Sedangkan neonatal myasthenia terjadi pada 12% bayi yang dilahirkan
oleh wanita yang mengalami myasthenia gravis. Antibodi melawan
acetylcholine, yang beredar di dalam darah, dapat melewati plasenta dan
menuju ke janin. Pada beberapa kasus, bayi mengalami kelemahan otot yang
hilang beberapa hari sampai beberapa minggu setelah lahir. Sisa 88% bayi
tidak terkena (Mervan, 2015).
D. Patogenesis
Patogenesis MG bergantung pada target dan isotype autoantibodi.

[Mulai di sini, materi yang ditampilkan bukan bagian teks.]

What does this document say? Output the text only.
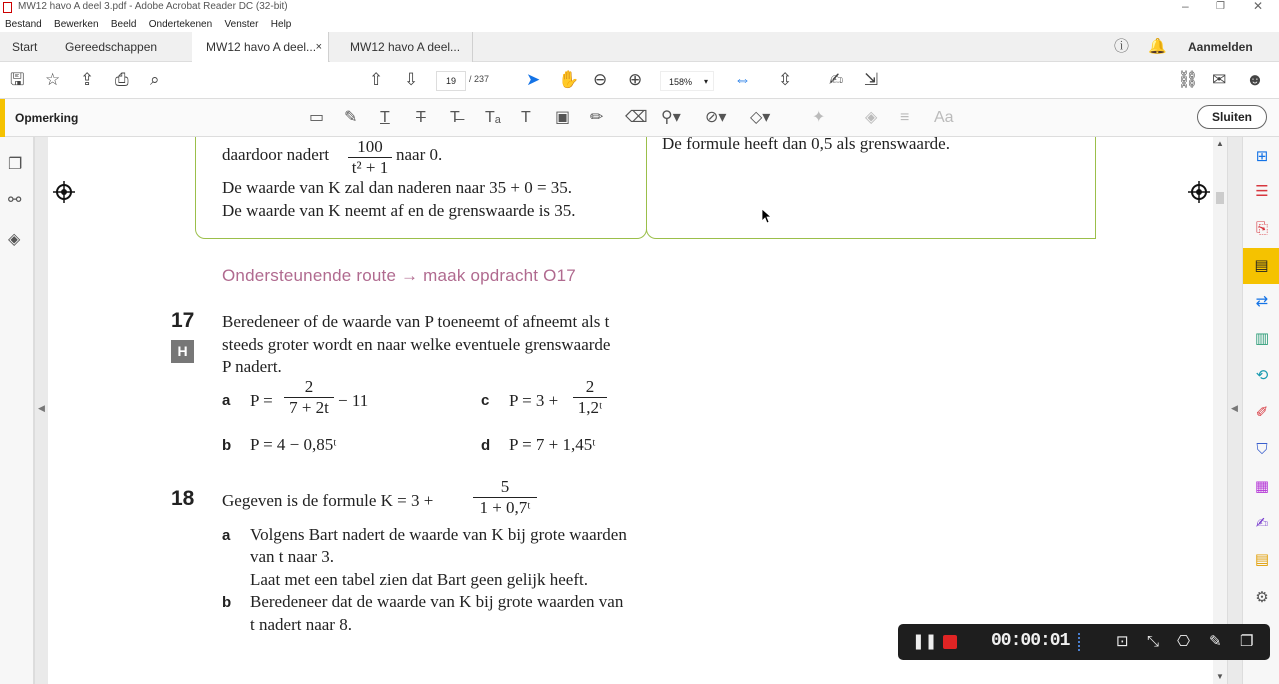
MW12 havo A deel 3.pdf - Adobe Acrobat Reader DC (32-bit)	–	❐ ✕
Bestand Bewerken Beeld Ondertekenen Venster Help
Start Gereedschappen	MW12 havo A deel... ×	MW12 havo A deel...	ⓘ 🔔 Aanmelden
🖫 ☆ ⇪ ⎙ ⌕	⇧ ⇩	19	/ 237 ➤ ✋ ⊖ ⊕	158% ▾ ⇔ ⇳ ✍ ⇲	⛓ ✉ ☻
Opmerking	▭ ✎ T T T̶ Tₐ T ▣ ✏ ⌫ ⚲▾ ⊘▾ ◇▾	✦ ◈ ≡ Aa	Sluiten
❐
⚯
◈
◀
daardoor nadert	100
t² + 1
naar 0.
De waarde van K zal dan naderen naar 35 + 0 = 35.
De waarde van K neemt af en de grenswaarde is 35.
De formule heeft dan 0,5 als grenswaarde.
Ondersteunende route → maak opdracht O17
17
H
Beredeneer of de waarde van P toeneemt of afneemt als t
steeds groter wordt en naar welke eventuele grenswaarde
P nadert.
a P =
2
7 + 2t − 11	c P = 3 +
2
1,2ᵗ
b P = 4 − 0,85ᵗ	d P = 7 + 1,45ᵗ
18 Gegeven is de formule K = 3 +
5
1 + 0,7ᵗ
a Volgens Bart nadert de waarde van K bij grote waarden
van t naar 3.
Laat met een tabel zien dat Bart geen gelijk heeft.
b Beredeneer dat de waarde van K bij grote waarden van
t nadert naar 8.
▲
▼
◀
⊞
☰
⎘
▤
⇄
▥
⟲
✐
⛉
▦
✍
▤
⚙
❚❚	00:00:01	⊡ ⤡ ⎔ ✎ ❐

Kebanyakan kasus dikarenakan oleh antibodi immunoglobulin (Ig) G1 dan
IgG3 terhadap acetylcholine receptor (AChR). Kombinasi tersebut
membentuk kerusakan yang dimediasi komplemen dan meningkatkan
turnover AChR yang menyebabkan berkurangnya AChR pada membran
postsinaps. Kelenjar timus terlibat dalam patogenesis MG di banyak pasien
namun masih diperlukan lebih banyak penelitian mengenai kegagalan
toleransi imun terhadap AChR. Sementara itu, pada pasien tanpa antibodi
AChR, ditemukan antibodi terhadap muscle-specific tyrosine kinase (MuSK),
atau protein yang berhubungan seperti agrin dan low-density receptor-related
protein 4 (LRP4). Antibodi MuSK yang dominan adalah IgG4 dan
menyembabkan pemisahan neuromuscular junction dengan cara mengganggu
fungsi fisiologis MuSK pada pemeliharaan dan adaptasi sinaps (Phillips dan
Vincent, 2016).
Terminal saraf yang menginervasi neuromuscular junction (NMJ) dari
otot rangka berasal dari arborisasi α-motor neuron cornu anterior spinal dan
batang otak. NMJ sendiri terdiri atas lekukan sinaps dan ruang setebal 20 nm
yang mengandung acetylcholinesterase (AChE) serta protein/proteoglikan
pendukung. Membran postsinaps NMJ memiliki lipatan dalam dengan AChR
yang padat menutupi bagian atas lipatan. Ketika potensial aksi mencapai
sinaps, depolarisasi membuka kanal kalsium pada membran presinaps,
memicu pengeluaran ACh ke dalam lipatan sinaps. ACh kemudian berdifusi
ke lipatan sinaps untuk mencapai reseptor di membran postsinaps yang
kemudian memicu end-plate potential (EPP) dan dihidrolisasi oleh AChE
dalam lipatan sinaps (Trouth et al, 2012).
MuSK, sebuah protein transmembran postsinaps membentuk salah satu
bagian dari reseptor untuk agrin, sebuah protein yang ada pada basal lamina
sinaps. Interaksi agrin/MuSK memicu dan mempertahankan pengelompokan
AChR dan protein postsinaps lain yang bergantung pada rapsyn. Rapsyn
merupakan protein membran perifer pada membran postsinaps yang penting
dalam pengelompokan/clustering AChR. EPP yang dibentuk pada NMJ
normal lebih besar dari ambang batas yang dibutuhkan untuk menciptakan
potensial aksi postsinaps sampai beberapa kali lipat. Faktor keamanan
transmisi neuromuscular ini berkurang pada pasien MG (Trouth et al, 2012).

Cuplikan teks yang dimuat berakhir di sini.